第89回選抜高校野球大会第7日(26日)で大会史上初の“記録”が生まれた。第2試合の福岡大大濠(福岡)―滋賀学園(滋賀)が延長15回、1―1の引き分け。さらに第3試合の健大高崎(群馬)―福井工大福井(福井)も延長15回の末、7―7のドロー。春夏通じて初の1日2試合連続で引き分け再試合となり、2試合とも第9日(28日)に行われることになった。

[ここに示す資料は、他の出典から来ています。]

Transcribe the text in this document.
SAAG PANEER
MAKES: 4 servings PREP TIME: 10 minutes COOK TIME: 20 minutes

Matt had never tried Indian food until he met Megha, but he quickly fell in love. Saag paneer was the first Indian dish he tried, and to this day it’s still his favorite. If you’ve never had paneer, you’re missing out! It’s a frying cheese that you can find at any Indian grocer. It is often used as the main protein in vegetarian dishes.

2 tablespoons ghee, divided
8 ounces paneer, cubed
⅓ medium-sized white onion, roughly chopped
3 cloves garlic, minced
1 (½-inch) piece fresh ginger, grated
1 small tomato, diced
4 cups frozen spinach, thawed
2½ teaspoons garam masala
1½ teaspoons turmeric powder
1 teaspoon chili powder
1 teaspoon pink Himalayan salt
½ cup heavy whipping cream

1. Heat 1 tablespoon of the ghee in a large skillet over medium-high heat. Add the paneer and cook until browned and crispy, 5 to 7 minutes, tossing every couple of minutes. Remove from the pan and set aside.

 日本高野連の竹中事務局長も「1日で再試合が2つも出るというのは前代未聞」と驚きを隠せなかったが、これで再試合の勝利チームが決勝まで残った場合、4連戦の過酷日程になる。この日、193球を投げた福井工大福井の投手・摺石(3年)は「腕が振れない。代えてほしい」と直訴して11回で降板。摺石は「あさって(28日)は正直厳しいかなと思う」と顔をしかめた。福岡大大濠のエース三浦(3年)も196球を投げており、投手への負担は大きい。

 高野連は今回のケースを受け、タイブレーク制導入について議論を進める方針だ。竹中事務局長は「技術振興委員会で委員から質問は出てくると思う。新しい事象が出たので十分議論しないと」と話すが、水面下ではすでに導入への動きがあるようで、大会関係者は「賛成意見で大多数を占めている。再試合には日程的な問題がある。応援団も来てまた帰らせてしまうのは大変。やはり、その日のうちに決着をつけないと」と明かす。

 一方で「引き分けも白熱した試合の醍醐味ととらえられる伝統がある」との意見も根強い。「甲子園のラガーさん」としておなじみの善養寺隆一さんは、ファンの立場から「導入したらつまらなくなっちゃうね。僕は絶対反対」ときっぱり…。いずれにしても負担軽減策は急務だろう。